I feel like you made a very obtuse subject both easy to understand and entertaining to think about. I wouldn't be able to read a paper like this and understand it with all the jargon and math, but I had no trouble understanding your video. Thank you!

@orik737 2 жыл бұрын

I don't know if you'll catch this comment, but I'm pretty new to looking at these papers on a deeper level, wondering if you could point to some resources that explain vocab like training tokens or the fundamental differences between different types of algorithms, like transformers.

@chickenp7038 2 жыл бұрын

great video!

@EdanMeyer 2 жыл бұрын

Thanks :)

@videowatching9576 2 жыл бұрын

23:00 Fascinating point about the context for the size of models in terms of text. Also: your point about comparing that to the web size is interesting - I would be curious how big the web would be in the context of this model. And also interested in as you said what filters might be applied to the entire web in order to try to have ‘quality’ of data. I’m wondering: what does the path look to be for say an AI approach to delivering a web-wide search experience? Is there some sort of paradigm shift in how to think about AI-enabled search and answers, given what model sizing / compute, and also given what sort of techniques to make sense of all of that data on the web etc?

@jsunrae 2 жыл бұрын

Who has ideas on those parallel dots? I’m keen to hear thoughts…

@zakuro8532 Жыл бұрын

As a noob, i barely get it but its super fascinating. I also want to train a lightweight now

@mgostIH 2 жыл бұрын

One criticism I'd have for the group is them not telling their results to the Google Brain team, I wonder what PaLM could've been, it would also have helped with experimenting this law even further!

@cindywu9623 2 жыл бұрын

Knowing the politics of all this, I wouldn't be surprised if DeepMind didn't trust Google Brain - Google Brain doesn't have a dedicated AI safety team, and DeepMind is very aware of the consequences of unchecked scaling work...

@SaidakbarP 2 жыл бұрын

Thank you for the detailed explanation. Subscribed! It is interesting to see if this model trained on images can outperform DALL-E 2 announced by OpenAI.

@cindywu9623 2 жыл бұрын

The diagonal lines I think are because they sampled only a subset of the true sample space (a given family of models with specific input token sizes). I'd imagine you could easily get more precision/ get rid of that effect?

@tiagotiagot 2 жыл бұрын

How reproducible is the training process, how close to the same weights or at least the same quality of results do they get if everything is kept the same but the PRNGs used have different seeds?

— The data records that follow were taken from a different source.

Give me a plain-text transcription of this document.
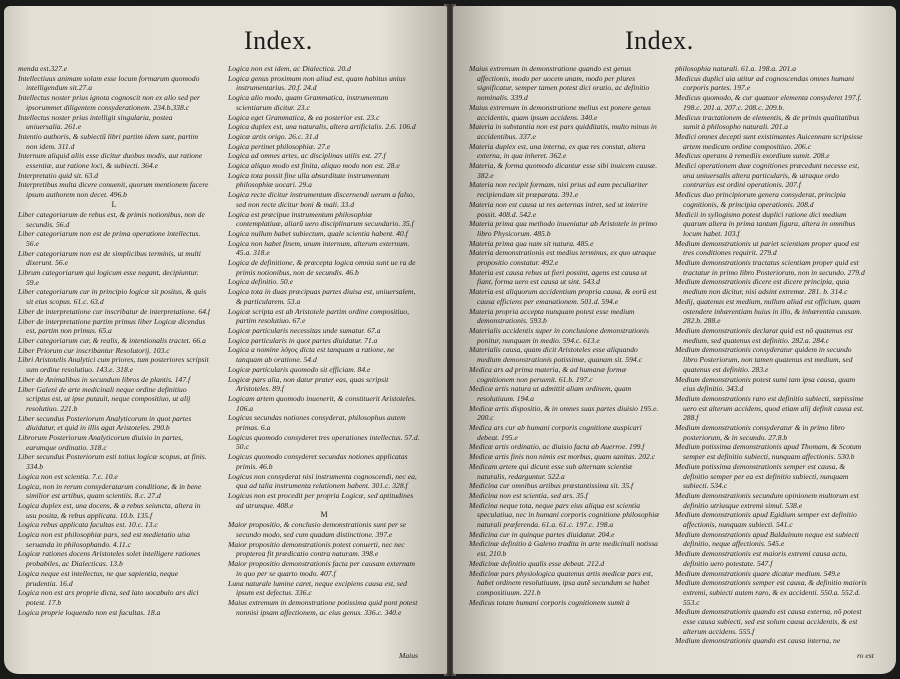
Index.

menda est.327.e

Intellectiuus animam solam esse locum formarum quomodo intelligendum sit.27.a

Intellectus noster prius ignota cognoscit non ex alio sed per ipsorummet diligentem consyderationem. 234.b.338.c

Intellectus noster prius intelligit singularia, postea uniuersalia. 261.e

Intentio authoris, & subiectū libri partim idem sunt, partim non idem. 311.d

Internum aliquid aliis esse dicitur duobus modis, aut ratione essentiæ, aut ratione loci, & subiecti. 364.e

Interpretatio quid sit. 63.d

Interpretibus multa dicere conuenit, quorum mentionem facere ipsum authorem non decet. 496.b

L

Liber categoriarum de rebus est, & primis notionibus, non de secundis. 56.d

Liber categoriarum non est de prima operatione intellectus. 56.e

Liber categoriarum non est de simplicibus terminis, ut multi dixerunt. 56.e

Librum categoriarum qui logicum esse negant, decipiuntur. 59.e

Liber categoriarum cur in principio logicæ sit positus, & quis sit eius scopus. 61.c. 63.d

Liber de interpretatione cur inscribatur de interpretatione. 64.f

Liber de interpretatione partim primus liber Logicæ dicendus est, partim non primus. 65.a

Liber categoriarum cur, & realis, & intentionalis tractet. 66.a

Liber Priorum cur inscribantur Resolutorij. 103.c

Libri Aristotelis Analytici cum priores, tum posteriores scripsit sum ordine resolutiuo. 143.e. 318.e

Liber de Animalibus in secundum libros de plantis. 147.f

Liber Galeni de arte medicinali neque ordine definitiuo scriptus est, ut ipse putauit, neque compositiuo, ut alij resolutiuo. 221.b

Liber secundus Posteriorum Analyticorum in quot partes diuidatur, et quid in illis agat Aristoteles. 290.b

Librorum Posteriorum Analyticorum diuisio in partes, earumque ordinatio. 318.c

Liber secundus Posteriorum esti totius logicæ scopus, at finis. 334.b

Logica non est scientia. 7.c. 10.e

Logica, non in rerum consyderatarum conditione, & in bene similior est artibus, quam scientiis. 8.c. 27.d

Logica duplex est, una docens, & a rebus seiuncta, altera in usu posita, & rebus applicata. 10.b. 135.f

Logica rebus applicata facultas est. 10.c. 13.c

Logica non est philosophiæ pars, sed est medietatio uisa seruanda in philosophando. 4.11.c

Logicæ rationes docens Aristoteles solet intelligere rationes probabiles, ac Dialecticas. 13.b

Logica neque est intellectus, ne que sapientia, neque prudentia. 16.d

Logica non est ars proprie dicta, sed lato uocabulo ars dici potest. 17.b

Logica proprie loquendo non est facultas. 18.a

Logica non est idem, ac Dialectica. 20.d

Logica genus proximum non aliud est, quam habitus unius instrumentarius. 20.f. 24.d

Logica alio modo, quam Grammatica, instrumentum scientiarum dicitur. 23.c

Logica eget Grammatica, & ea posterior est. 23.c

Logica duplex est, una naturalis, altera artificialis. 2.6. 106.d

Logicæ artis origo. 26.c. 31.d

Logica pertinet philosophiæ. 27.e

Logica ad omnes artes, ac disciplinas utilis est. 27.f

Logica aliquo modo est finita, aliquo modo non est. 28.e

Logica tota possit fine ulla absurditate instrumentum philosophiæ uocari. 29.a

Logica recte dicitur instrumentum discernendi uerum a falso, sed non recte dicitur boni & mali. 33.d

Logica est præcipue instrumentum philosophiæ contemplatiuæ, aliarū uero disciplinarum secundario. 35.f

Logica nullum habet subiectum, quale scientia habent. 40.f

Logica non habet finem, unum internum, alterum externum. 45.a. 318.e

Logica de definitione, & præcepta logica omnia sunt ue ra de primis notionibus, non de secundis. 46.b

Logica definitio. 50.e

Logica tota in duas præcipuas partes diuisa est, uniuersalem, & particularem. 53.a

Logicæ scripta est ab Aristotele partim ordine compositiuo, partim resolutiuo. 67.e

Logicæ particularis necessitas unde sumatur. 67.a

Logica particularis in quot partes diuidatur. 71.a

Logica a nomine λόγος dicta est tanquam a ratione, ne tanquam ab oratione. 54.d

Logicæ particularis quomodo sit efficiam. 84.e

Logicæ pars alia, non datur prater eas, quas scripsit Aristoteles. 89.f

Logicam artem quomodo inuenerit, & constituerit Aristoteles. 106.a

Logicus secundas notiones consyderat, philosophus autem primas. 6.a

Logicus quomodo consyderet tres operationes intellectus. 57.d. 50.c

Logicus quomodo consyderet secundas notiones applicatas primis. 46.b

Logicus non consyderat nisi instrumenta cognoscendi, nec ea, qua ad talia instrumenta relationem habent. 301.c. 328.f

Logicus non est procedit per propria Logicæ, sed aptitudines ad utrunque. 408.e

M

Maior propositio, & conclusio demonstrationis sunt per se secundo modo, sed cum quadam distinctione. 397.e

Maior propositio demonstrationis potest conuerti, nec nec propterea fit prædicatio contra naturam. 398.e

Maior propositio demonstrationis facta per causam externam in quo per se quarto modo. 407.f

Luna naturale lumine caret, neque excipiens causa est, sed ipsum est defectus. 336.c

Maius extremum in demonstratione potissima quid pont potest nonnisi ipsam affectionem, ac eius genus. 336.c. 340.e

Maius
Index.

Maius extremum in demonstratione quando est genus affectionis, modo per uocem unam, modo per plures significatur, semper tamen potest dici oratio, ac definitio nominalis. 339.d

Maius extremum in demonstratione melius est ponere genus accidentis, quam ipsum accidens. 340.e

Materia in substantia non est pars quidditatis, multo minus in accidentibus. 337.e

Materia duplex est, una interna, ex qua res constat, altera externa, in qua inheret. 362.e

Materia, & forma quomodo dicantur esse sibi inuicem causæ. 382.e

Materia non recipit formam, nisi prius ad eam peculiariter recipiendam sit præparata. 391.e

Materia non est causa ut res aeternas intret, sed ut interire possit. 408.d. 542.e

Materia prima qua methodo inueniatur ab Aristotele in primo libro Physicorum. 485.b

Materia prima qua nam sit natura. 485.e

Materia demonstrationis est medius terminus, ex quo utraque propositio constatur. 492.e

Materia est causa rebus ut fieri possint, agens est causa ut fiant, forma uero est causa ut sint. 543.d

Materia est aliquorum accidentium propria causa, & eorū est causa efficiens per emanationem. 501.d. 594.e

Materia propria accepta nunquam potest esse medium demonstrationis. 593.b

Materialis accidentis super in conclusione demonstrationis ponitur, nunquam in medio. 594.c. 613.e

Materialis causa, quam dicit Aristoteles esse aliquando medium demonstrationis potissimæ, quanam sit. 594.c

Medica ars ad prima materia, & ad humanæ formæ cognitionem non peruenit. 61.b. 197.c

Medicæ artis natura ut admittit aliam ordinem, quam resolutiuum. 194.a

Medicæ artis dispositio, & in omnes suas partes diuisio 195.e. 200.c

Medica ars cur ab humani corporis cognitione auspicari debeat. 195.e

Medicæ artis ordinatio, ac diuisio facta ab Auerroe. 199.f

Medicæ artis finis non nimis est morbus, quam sanitas. 202.c

Medicam artem qui dicunt esse sub alternam scientiæ naturalis, redarguntur. 522.a

Medicina cur omnibus artibus præstantissima sit. 35.f

Medicina non est scientia, sed ars. 35.f

Medicina neque tota, neque pars eius aliqua est scientia speculatiua, nec in humani corporis cognitione philosophiæ naturali præferenda. 61.a. 61.c. 197.c. 198.a

Medicina cur in quinque partes diuidatur. 204.e

Medicinæ definitio à Galeno tradita in arte medicinali notissa est. 210.b

Medicinæ definitio qualis esse debeat. 212.d

Medicinæ pars physiologica quatenus artis medicæ pars est, habet ordinem resolutiuum, ipsa autē secundum se habet compositiuum. 221.b

Medicus totam humani corporis cognitionem sumit à

philosophia naturali. 61.a. 198.a. 201.a

Medicus duplici uia utitur ad cognoscendas omnes humani corporis partes. 197.e

Medicus quomodo, & cur quatuor elementa consyderet 197.f. 198.c. 201.a. 207.c. 208.c. 209.b.

Medicus tractationem de elementis, & de primis qualitatibus sumit à philosopho naturali. 201.a

Medici omnes decepti sunt existimantes Auicennam scripsisse artem medicam ordine compositiuo. 206.c

Medicus operans à remediis exordium sumit. 208.e

Medici operationem duæ cognitiones præcedunt necesse est, una uniuersalis altera particularis, & utraque ordo contrarius est ordini operationis. 207.f

Medicus duo principiorum genera consyderat, principia cognitionis, & principia operationis. 208.d

Medicii in syllogismo potest duplici ratione dici medium quarum altera in prima tantum figura, altera in omnibus locum habet. 103.f

Medium demonstrationis ut pariet scientiam proper quod est tres conditiones requirit. 279.d

Medium demonstrationis tractatus scientiam proper quid est tractatur in primo libro Posteriorum, non in secundo. 279.d

Medium demonstrationis dicere est dicere principia, quia medium non dicitur, nisi adsint extremæ. 281. b. 314.c

Medij, quatenus est medium, nullum aliud est officium, quam ostendere inhærentiam huius in illo, & inhærentia causam. 282.b. 288.e

Medium demonstrationis declarat quid est nō quatenus est medium, sed quatenus est definitio. 282.a. 284.c

Medium demonstrationis consyderatur quidem in secundo libro Posteriorum, non tamen quatenus est medium, sed quatenus est definitio. 283.e

Medium demonstrationis potest sumi tam ipsa causa, quam eius definitio. 343.d

Medium demonstrationis raro est definitio subiecti, sæpissime uero est alterum accidens, quod etiam alij definit causa est. 288.f

Medium demonstrationis consyderatur & in primo libro posteriorum, & in secundo. 27.8.b

Medium potissima demonstrationis apud Thomam, & Scotum semper est definitio subiecti, nunquam affectionis. 530.b

Medium potissima demonstrationis semper est causa, & definitio semper per ea est definitio subiecti, nunquam subiecti. 534.c

Medium demonstrationis secundum opinionem multorum est definitio utriusque extremi simul. 538.e

Medium demonstrationis apud Egidium semper est definitio affectionis, nunquam subiecti. 541.c

Medium demonstrationis apud Balduinum neque est subiecti definitio, neque affectionis. 545.e

Medium demonstrationis est maioris extremi causa actu, definitio uero potestate. 547.f

Medium demonstrationis quare dicatur medium. 549.e

Medium demonstrationis semper est causa, & definitio maioris extremi, subiecti autem raro, & ex accidenti. 550.a. 552.d. 553.c

Medium demonstrationis quando est causa externa, nō potest esse causa subiecti, sed est solum causa accidentis, & est alterum accidens. 555.f

Medium demonstrationis quando est causa interna, ne

ro est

@birdbeakbeardneck3617 2 жыл бұрын

hi;) channel recommendations?

@EdanMeyer 2 жыл бұрын

If you mean you want channels like mine, Yannic Kilcher is great

@laurenpinschannels 2 жыл бұрын

Simons institute, ipam at ucla,

@dexterovski 2 жыл бұрын

Bigger model being worse on moral scenarios got me good. Can be definitely used as a clickbaity headline for some article.

@drdesten Жыл бұрын

The smaller model was worse though

@countofst.germain6417 2 жыл бұрын

Yes I believe this is the reason gpt-4 won't be over 300 billion.

@BlackXxScopez 2 жыл бұрын

thanks for your paper overviews - you've got me questioning whether I want to pursue AI or stick with software engineering

@ism6938 2 жыл бұрын

Divergence

@snaawflake 2 жыл бұрын

I think the reason that it does worse on the mathematical and logic tasks is that those tasks aren't very generalizable/compressible in a language model, so the bigger model does best because it has enough parameters to memorize more of the patterns, without actually understanding the tasks in a mathematically/logicall generalized and rigorous matter.